Teerã registra novos bombardeios e funerais de 165 estudantes

Fumaça sobe após uma explosão, depois que Israel e os EUA lançaram ataques contra o Irã, em Teerã, Irã, 28 de fevereiro de 2026. (Foto: Majid Asgaripour/WANA (West Asia News Agency) via REUTERS)

247 - O número de mortos no Irã em meio ao conflito envolvendo Estados Unidos e Israel subiu para 787, segundo informou a mídia estatal iraniana nesta terça-feira (3). O balanço foi divulgado no quarto dia da guerra e ocorre em meio a novos bombardeios contra a capital, Teerã, o que pode indicar que o total de vítimas ainda não esteja consolidado.

Os dados são do Crescente Vermelho do Irã, braço regional da Cruz Vermelha, e consideram as mortes registradas até segunda-feira (2). Como os ataques foram retomados nesta terça, as autoridades alertam que o número pode ser revisado nas próximas horas.

A escalada militar teve início no sábado (28), quando Estados Unidos e Israel lançaram uma ofensiva de grande escala contra alvos iranianos. Explosões foram registradas em Teerã e em diversas cidades do país. Os bombardeios resultaram na morte do líder supremo do Irã, o aiatolá Ali Khamenei, além de integrantes de alto escalão das Forças Armadas e do governo.

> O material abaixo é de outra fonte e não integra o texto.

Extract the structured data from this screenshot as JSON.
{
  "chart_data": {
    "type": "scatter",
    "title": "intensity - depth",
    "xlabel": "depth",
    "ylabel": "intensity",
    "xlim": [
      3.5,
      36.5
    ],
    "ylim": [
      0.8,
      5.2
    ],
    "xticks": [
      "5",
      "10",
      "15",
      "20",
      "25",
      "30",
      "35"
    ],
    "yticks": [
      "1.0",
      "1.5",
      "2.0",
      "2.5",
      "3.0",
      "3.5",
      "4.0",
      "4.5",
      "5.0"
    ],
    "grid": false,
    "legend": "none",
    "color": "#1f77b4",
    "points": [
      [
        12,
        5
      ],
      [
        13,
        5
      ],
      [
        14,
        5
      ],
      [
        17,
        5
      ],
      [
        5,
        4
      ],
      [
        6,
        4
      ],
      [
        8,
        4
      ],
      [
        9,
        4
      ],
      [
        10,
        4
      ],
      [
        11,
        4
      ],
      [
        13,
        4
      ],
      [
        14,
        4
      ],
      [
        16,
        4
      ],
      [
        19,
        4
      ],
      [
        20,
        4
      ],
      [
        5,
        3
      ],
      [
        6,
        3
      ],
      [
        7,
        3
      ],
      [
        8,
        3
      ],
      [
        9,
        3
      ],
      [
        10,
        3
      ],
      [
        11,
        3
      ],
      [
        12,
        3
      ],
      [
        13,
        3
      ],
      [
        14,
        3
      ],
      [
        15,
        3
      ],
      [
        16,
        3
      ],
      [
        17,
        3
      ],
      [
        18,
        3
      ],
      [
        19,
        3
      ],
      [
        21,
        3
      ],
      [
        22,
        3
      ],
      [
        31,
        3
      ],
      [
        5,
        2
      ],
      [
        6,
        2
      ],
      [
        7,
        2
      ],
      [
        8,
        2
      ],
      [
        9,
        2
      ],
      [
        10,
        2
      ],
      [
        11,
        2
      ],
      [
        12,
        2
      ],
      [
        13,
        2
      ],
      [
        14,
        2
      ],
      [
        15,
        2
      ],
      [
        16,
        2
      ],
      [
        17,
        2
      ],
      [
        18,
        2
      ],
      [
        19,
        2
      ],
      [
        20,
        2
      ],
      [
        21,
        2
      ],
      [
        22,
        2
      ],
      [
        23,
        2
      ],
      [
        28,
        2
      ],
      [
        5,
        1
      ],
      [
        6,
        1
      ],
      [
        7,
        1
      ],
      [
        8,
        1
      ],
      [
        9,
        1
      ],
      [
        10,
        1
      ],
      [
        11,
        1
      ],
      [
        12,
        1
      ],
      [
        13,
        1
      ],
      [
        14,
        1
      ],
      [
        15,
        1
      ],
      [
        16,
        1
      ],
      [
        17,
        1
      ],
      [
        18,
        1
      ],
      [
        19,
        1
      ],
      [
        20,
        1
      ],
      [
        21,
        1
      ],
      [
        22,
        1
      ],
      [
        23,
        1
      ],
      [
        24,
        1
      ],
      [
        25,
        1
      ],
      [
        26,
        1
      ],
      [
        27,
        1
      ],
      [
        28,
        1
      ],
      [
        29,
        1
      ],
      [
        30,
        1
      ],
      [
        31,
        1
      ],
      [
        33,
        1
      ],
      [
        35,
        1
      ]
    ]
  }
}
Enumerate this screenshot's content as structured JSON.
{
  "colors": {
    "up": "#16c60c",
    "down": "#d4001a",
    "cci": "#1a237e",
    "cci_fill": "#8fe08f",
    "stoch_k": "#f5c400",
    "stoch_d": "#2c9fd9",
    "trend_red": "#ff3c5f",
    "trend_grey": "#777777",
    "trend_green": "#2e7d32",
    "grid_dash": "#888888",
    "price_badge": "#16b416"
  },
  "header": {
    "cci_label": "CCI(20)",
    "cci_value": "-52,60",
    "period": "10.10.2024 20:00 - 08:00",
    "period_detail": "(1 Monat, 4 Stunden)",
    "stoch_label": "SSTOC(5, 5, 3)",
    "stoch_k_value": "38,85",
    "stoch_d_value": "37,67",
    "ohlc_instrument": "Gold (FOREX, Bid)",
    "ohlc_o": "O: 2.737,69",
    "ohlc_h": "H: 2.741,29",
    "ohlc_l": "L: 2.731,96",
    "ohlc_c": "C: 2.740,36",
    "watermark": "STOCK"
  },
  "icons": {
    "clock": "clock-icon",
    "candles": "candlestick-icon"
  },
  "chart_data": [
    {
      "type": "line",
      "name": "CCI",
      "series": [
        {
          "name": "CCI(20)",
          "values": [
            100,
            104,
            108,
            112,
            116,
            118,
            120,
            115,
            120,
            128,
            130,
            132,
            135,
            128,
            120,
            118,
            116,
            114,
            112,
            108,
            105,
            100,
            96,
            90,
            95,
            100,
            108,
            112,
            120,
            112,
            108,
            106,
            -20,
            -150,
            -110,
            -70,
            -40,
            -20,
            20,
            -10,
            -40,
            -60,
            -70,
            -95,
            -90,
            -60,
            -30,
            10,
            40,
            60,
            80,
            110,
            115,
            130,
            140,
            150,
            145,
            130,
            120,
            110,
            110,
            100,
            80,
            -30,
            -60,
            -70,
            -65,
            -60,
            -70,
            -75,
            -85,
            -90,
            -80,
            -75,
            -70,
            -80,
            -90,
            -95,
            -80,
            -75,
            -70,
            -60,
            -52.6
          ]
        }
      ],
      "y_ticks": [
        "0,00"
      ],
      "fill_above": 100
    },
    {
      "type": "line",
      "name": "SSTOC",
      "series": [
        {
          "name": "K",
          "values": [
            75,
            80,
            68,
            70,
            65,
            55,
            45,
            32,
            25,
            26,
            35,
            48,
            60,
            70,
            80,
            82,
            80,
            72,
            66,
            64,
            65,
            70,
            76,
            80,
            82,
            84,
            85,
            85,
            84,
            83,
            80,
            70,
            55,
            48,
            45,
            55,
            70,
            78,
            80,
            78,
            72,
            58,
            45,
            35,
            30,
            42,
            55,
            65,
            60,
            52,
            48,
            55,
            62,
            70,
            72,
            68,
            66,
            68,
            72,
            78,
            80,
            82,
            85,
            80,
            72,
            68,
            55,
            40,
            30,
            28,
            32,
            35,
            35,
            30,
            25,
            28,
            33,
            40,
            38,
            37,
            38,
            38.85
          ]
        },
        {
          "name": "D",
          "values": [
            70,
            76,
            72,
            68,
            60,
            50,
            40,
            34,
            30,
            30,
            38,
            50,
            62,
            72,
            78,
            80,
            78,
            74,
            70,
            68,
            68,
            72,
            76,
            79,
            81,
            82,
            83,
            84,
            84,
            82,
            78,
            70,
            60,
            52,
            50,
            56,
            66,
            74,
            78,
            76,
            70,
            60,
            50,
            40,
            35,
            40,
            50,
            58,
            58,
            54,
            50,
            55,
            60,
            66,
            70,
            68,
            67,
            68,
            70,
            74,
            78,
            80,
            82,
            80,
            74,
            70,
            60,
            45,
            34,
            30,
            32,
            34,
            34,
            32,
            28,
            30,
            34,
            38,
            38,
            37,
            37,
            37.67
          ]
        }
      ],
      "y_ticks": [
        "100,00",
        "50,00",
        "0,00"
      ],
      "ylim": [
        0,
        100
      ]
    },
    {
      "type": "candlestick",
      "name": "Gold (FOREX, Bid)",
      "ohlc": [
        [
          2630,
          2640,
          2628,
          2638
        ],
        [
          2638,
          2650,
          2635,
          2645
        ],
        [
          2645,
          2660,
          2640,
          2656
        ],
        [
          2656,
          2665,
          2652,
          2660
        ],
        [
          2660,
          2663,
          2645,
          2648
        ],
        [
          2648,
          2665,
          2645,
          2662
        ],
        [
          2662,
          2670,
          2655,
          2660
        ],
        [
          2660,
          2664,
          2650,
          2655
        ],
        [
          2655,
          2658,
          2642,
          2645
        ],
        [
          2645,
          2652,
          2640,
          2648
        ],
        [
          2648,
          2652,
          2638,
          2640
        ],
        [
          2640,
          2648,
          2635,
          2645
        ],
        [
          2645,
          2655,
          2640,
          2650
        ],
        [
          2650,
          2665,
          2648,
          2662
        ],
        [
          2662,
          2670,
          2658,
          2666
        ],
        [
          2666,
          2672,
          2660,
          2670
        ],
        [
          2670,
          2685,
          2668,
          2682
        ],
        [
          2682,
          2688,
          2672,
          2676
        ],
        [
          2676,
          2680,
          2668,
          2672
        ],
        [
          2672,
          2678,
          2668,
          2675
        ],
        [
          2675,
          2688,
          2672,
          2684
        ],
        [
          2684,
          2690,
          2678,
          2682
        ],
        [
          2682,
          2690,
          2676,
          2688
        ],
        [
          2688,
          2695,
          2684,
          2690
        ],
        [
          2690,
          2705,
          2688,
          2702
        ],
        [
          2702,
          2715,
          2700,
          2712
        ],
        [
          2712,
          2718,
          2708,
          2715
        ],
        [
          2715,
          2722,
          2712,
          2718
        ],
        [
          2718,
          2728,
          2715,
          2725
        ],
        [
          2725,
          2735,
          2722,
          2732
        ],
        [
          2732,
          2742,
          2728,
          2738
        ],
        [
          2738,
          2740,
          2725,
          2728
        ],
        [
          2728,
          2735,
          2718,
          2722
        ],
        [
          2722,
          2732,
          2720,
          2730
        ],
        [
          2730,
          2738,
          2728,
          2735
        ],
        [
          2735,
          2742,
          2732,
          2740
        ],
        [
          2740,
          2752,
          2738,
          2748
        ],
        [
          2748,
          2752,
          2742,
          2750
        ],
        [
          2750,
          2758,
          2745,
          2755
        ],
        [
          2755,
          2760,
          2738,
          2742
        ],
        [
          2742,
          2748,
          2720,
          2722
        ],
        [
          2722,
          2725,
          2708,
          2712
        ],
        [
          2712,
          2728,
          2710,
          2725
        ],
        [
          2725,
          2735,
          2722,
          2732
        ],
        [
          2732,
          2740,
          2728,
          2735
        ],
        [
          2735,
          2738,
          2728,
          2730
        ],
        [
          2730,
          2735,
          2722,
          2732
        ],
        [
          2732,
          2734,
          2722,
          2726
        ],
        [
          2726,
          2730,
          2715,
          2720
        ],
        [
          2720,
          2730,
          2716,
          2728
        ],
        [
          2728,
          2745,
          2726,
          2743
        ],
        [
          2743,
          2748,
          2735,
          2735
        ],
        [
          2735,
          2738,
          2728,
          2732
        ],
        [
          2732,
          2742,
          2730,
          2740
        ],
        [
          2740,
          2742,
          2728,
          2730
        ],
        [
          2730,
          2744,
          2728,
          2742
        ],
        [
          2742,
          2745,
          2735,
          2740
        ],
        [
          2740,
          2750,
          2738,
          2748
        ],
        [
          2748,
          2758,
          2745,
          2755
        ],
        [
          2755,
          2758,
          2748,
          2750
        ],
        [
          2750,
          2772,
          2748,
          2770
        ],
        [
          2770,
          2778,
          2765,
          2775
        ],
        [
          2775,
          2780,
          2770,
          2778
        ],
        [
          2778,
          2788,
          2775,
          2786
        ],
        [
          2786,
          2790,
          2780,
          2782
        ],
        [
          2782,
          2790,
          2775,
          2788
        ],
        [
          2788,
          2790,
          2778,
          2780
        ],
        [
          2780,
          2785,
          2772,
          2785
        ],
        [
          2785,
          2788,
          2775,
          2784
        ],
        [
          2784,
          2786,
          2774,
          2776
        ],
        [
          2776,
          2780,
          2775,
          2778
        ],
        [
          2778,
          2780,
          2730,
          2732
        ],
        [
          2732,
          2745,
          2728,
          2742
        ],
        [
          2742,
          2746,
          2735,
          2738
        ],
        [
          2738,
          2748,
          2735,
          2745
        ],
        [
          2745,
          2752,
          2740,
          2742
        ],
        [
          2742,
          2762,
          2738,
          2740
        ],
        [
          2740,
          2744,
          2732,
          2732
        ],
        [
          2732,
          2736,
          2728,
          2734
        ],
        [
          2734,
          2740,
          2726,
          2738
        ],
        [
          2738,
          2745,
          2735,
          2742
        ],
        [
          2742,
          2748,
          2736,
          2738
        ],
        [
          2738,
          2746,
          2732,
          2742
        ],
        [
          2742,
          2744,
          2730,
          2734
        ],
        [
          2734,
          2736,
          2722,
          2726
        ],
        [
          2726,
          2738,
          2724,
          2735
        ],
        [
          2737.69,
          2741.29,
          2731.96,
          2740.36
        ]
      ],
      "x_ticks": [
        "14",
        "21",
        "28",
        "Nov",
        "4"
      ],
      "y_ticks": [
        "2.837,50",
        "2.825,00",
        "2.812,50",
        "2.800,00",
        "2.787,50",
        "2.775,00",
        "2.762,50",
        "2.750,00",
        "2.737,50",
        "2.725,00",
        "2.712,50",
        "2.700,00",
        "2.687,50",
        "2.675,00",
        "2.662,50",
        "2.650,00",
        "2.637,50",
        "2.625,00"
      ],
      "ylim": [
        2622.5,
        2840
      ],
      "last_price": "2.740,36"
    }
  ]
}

Desde então, o conflito se ampliou. Em resposta às ofensivas, o Irã disparou mísseis contra o território israelense e contra bases militares norte-americanas no Oriente Médio. A troca de ataques passou a ocorrer diariamente, atingindo não apenas Israel e Irã, mas também outras áreas estratégicas da região.

Entre os 787 mortos confirmados estão 165 vítimas de um ataque contra uma escola feminina. Os funerais das estudantes são realizados nesta terça-feira pelo governo iraniano, em meio ao agravamento da crise humanitária e ao clima de tensão crescente no país.

O Crescente Vermelho do Irã já havia informado que quase 800 pessoas morreram desde o início dos ataques. A entidade humanitária tem atuado no atendimento às vítimas em diferentes cidades atingidas.

Do lado norte-americano, os Estados Unidos confirmaram no domingo a morte de seis militares desde o início da guerra. O presidente dos Estados Unidos, Donald Trump, declarou que haverá retaliação. “Infelizmente, haverá mais [mortes] antes que [a guerra] acabe. Mas os Estados Unidos vão vingar seus mortos e desferir o golpe mais devastador aos terroristas que travam uma guerra, basicamente, contra a civilização”, afirmou.